The server was friendly, a local he’d seen before, and she only hesitated a moment when he ordered one of everything on the menu.

Galena, Alaska
the paperwork read—the last place Cole McCall had been seen. That would be one helluva flight for a warm-up, but anything was doable for his old red and white Cessna 182. He’d get her up and running and probably get there by tomorrow, depending on how many places he needed to stop for fuel and food.

He frowned at the photo of the woman again. It was hard to tell in the grainy picture, but it looked like her lip was split. Ian swallowed a snarl that started deep in his chest, and tried to convince himself that the growl was about being hungry and not his protective instincts kicking up. He had no claim on this woman, and it came as zero shock if McCall had mishandled her. Asshole. Ian shoved Elyse Abram’s picture to the back of the stack and tried to concentrate through the rage that was boiling his blood.

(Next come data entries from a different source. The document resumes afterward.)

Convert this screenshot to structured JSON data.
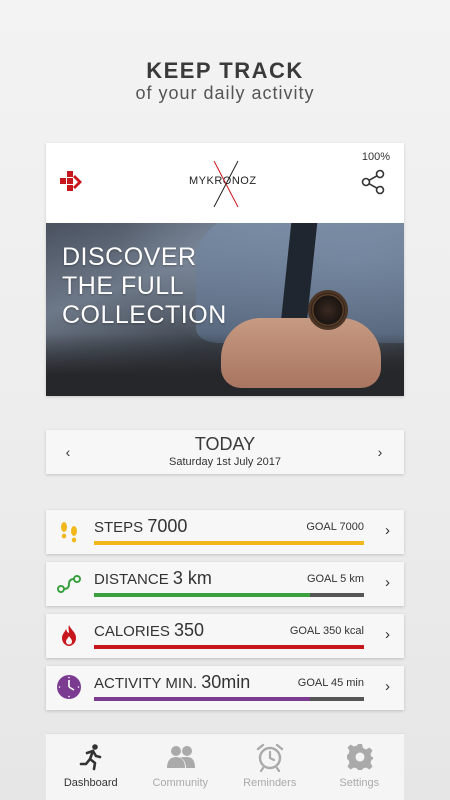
{
  "hero": {
    "title": "KEEP TRACK",
    "subtitle": "of your daily activity"
  },
  "card": {
    "brand": "MYKRONOZ",
    "battery": "100%",
    "banner_lines": [
      "DISCOVER",
      "THE FULL",
      "COLLECTION"
    ]
  },
  "date_bar": {
    "title": "TODAY",
    "date": "Saturday 1st July 2017",
    "prev_icon": "chevron-left-icon",
    "next_icon": "chevron-right-icon"
  },
  "metrics": [
    {
      "label": "STEPS",
      "value": "7000",
      "goal": "GOAL 7000",
      "progress": 1.0,
      "color": "#f1b81c",
      "icon": "footprints-icon"
    },
    {
      "label": "DISTANCE",
      "value": "3 km",
      "goal": "GOAL 5 km",
      "progress": 0.8,
      "color": "#3aa040",
      "icon": "route-icon"
    },
    {
      "label": "CALORIES",
      "value": "350",
      "goal": "GOAL 350 kcal",
      "progress": 1.0,
      "color": "#c8161d",
      "icon": "flame-icon"
    },
    {
      "label": "ACTIVITY MIN.",
      "value": "30min",
      "goal": "GOAL 45 min",
      "progress": 0.8,
      "color": "#7b3b91",
      "icon": "clock-icon"
    }
  ],
  "nav": {
    "items": [
      {
        "label": "Dashboard",
        "icon": "runner-icon",
        "active": true
      },
      {
        "label": "Community",
        "icon": "people-icon",
        "active": false
      },
      {
        "label": "Reminders",
        "icon": "alarm-clock-icon",
        "active": false
      },
      {
        "label": "Settings",
        "icon": "gear-icon",
        "active": false
      }
    ]
  },
  "colors": {
    "active": "#333333",
    "inactive": "#aaaaaa",
    "brand_red": "#c8161d"
  }
}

“Are you okay, sir?” the waitress asked in a concerned tone.

She’d put plates of food all over the table, and he hadn’t even noticed her working beside him. Shit.
Focus.

“Yeah,” he rasped out. It had been a long time since he’d used his voice, so he cleared it and tried again. “Yeah, I’m fine.”
Smile. More genuinely.
“Thanks.”

He read as he ate. McCall had been on a tear for the last month. Two trapper attacks, one fatal, but that wasn’t the worst of it. That wasn’t what got Cole hunted by someone like Ian. It was the picture of the little six-year-old girl. Dark hair and dark inquisitive eyes, probably Alaska Native. She’d been attacked right outside of Kaltag by a single, unprovoked wolf with McCall’s dark gray saddle back markings.

“Mother fucker,” Ian rumbled, more growl than words.